Marcus also had to deal with the first major incursion by of the volkwandrung, the Marcommani, and spent a good chunk of his reign fighting beyond the Danube. Also, an unprecedented plague struck the empire. So, Another round of civil wars, eventually won by Septimus Severus in AD197. ("Pay the Army, forget everybody else") His kids are brats, the older Caracalla, eventually murdering the younger Geta. Caracalla becomes sole emperor in AD212 or so. Caracalla is assassinated in AD217, and each succeeding Emperor is murdered by his own troops from Macrinius through Philip the Arab in AD249. Trajan Decius is killed in battle against the Goths in AD251, Oh yeah, from the early 230's Barbarian incursions on the frontier become more and more frequent, Plus fights with Persia, culminating in the near breakup of the Emprire in the 260's.
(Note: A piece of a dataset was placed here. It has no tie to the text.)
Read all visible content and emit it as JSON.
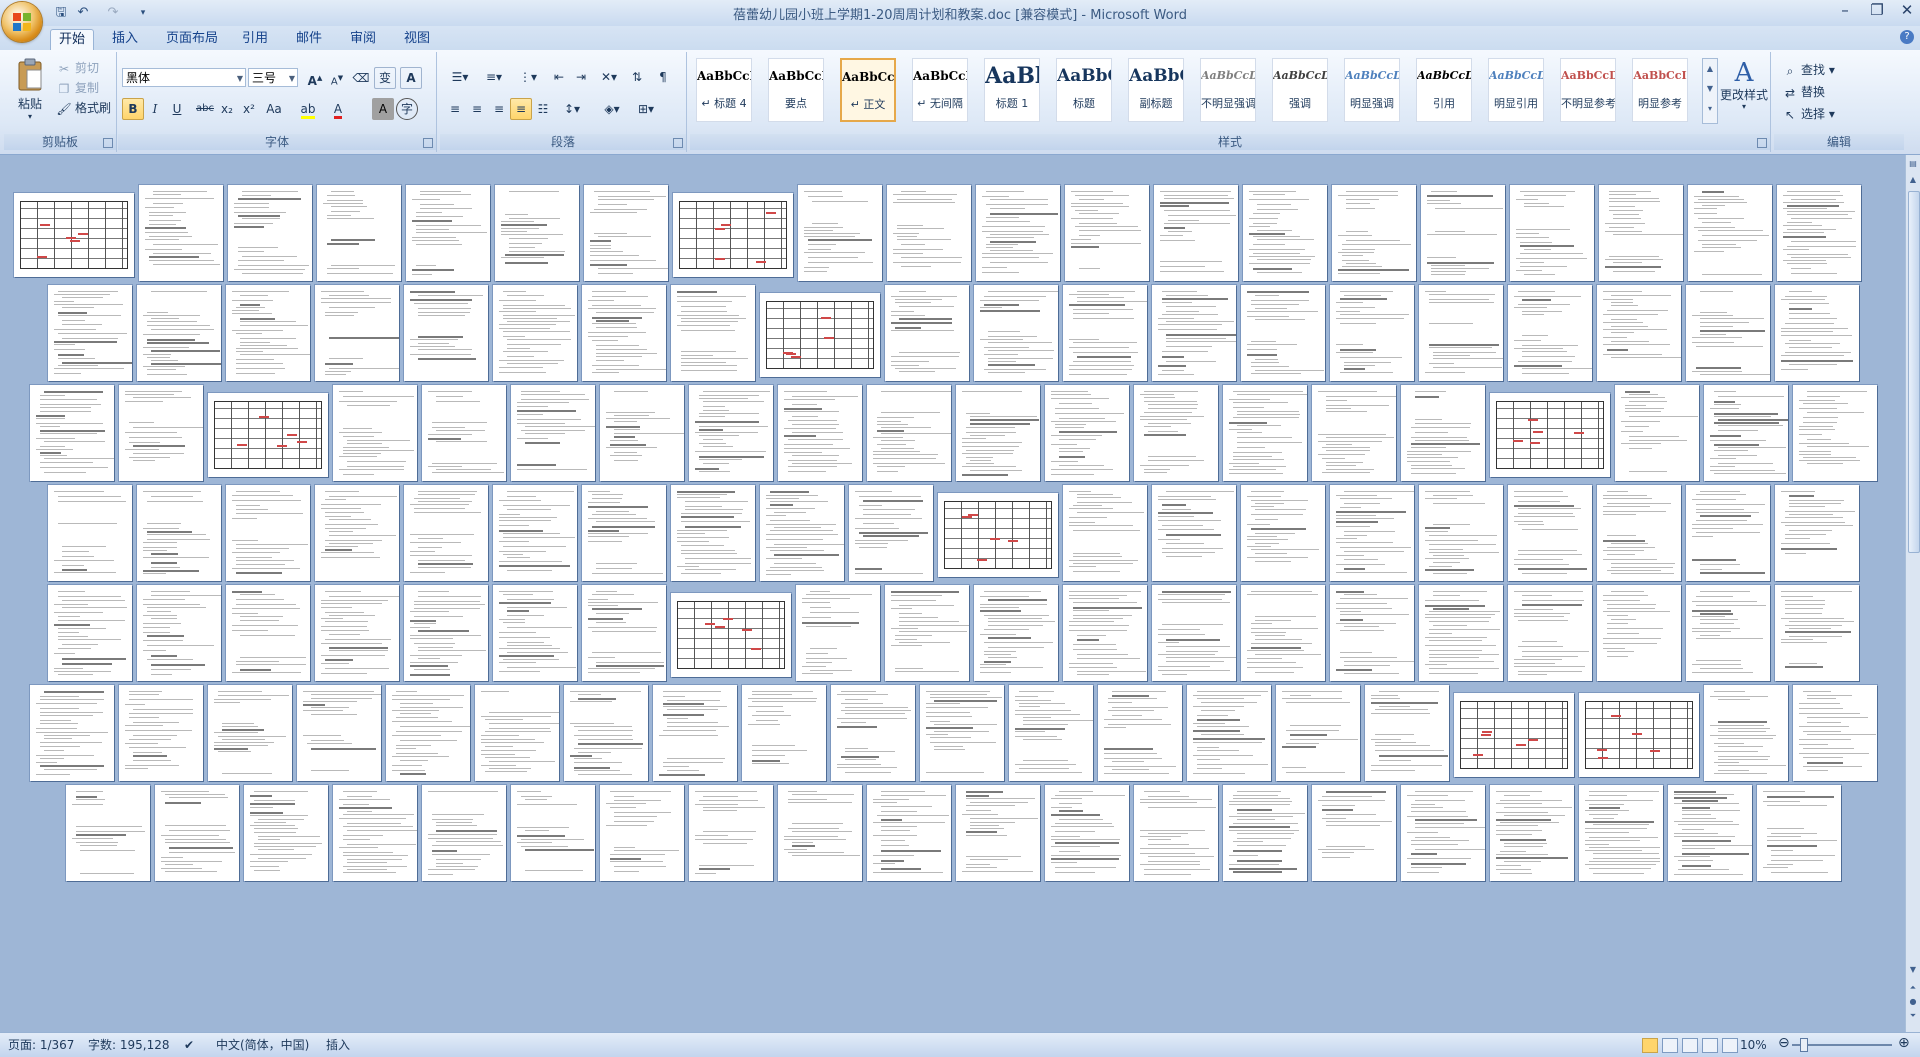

Again, every single emperor is assassinated except Claudius II Gothicus, who, you guessed it, died of plague. The elevation of Diocletian in AD284 finally stopped the civil wars (briefly) and Diocletian reorganized the empire, increased the size of the army, instituted wage and price controls to deal with a half century of economic disasters, and tried to make all professions hereditary. Didn't quite work out that way. His successors (Diocletian actually retired) couldn't make his system work, and And Constantine the Great makes himself sole Emperor again in AD312. (as well as coopting Christianity which then emulated the organization of the empire. (which is why the Catholic church still has dioceses) Constantine also intervenes personally in Christian doctrinal fights, which is why all good Catholics still recite the Emperor's words when they say the Nicene creed. That's probably beside the point.

Eric Blair said...

The rest of the 4th century sees fairly constant barbarian activity on the frontiers, and by the end of the century the Romans are hiring entire tribes to hold the chunks of the frontier. The tribes get the land and revenue in the west anyway, and the army gets starved of both recruits and funds, and eventually by the middle of the 5th century, the barbarians figure out that they don't have to listen to the emperor(s) anymore. The church is siphoning off both wealth and talent, and basically it's now the middle ages. (if one takes Michael Grant's thesis in his book "The Climax of Rome" at face value, it was basically the middle ages by the death of Constantine the Great in AD337).

income equality got nothing to do with it.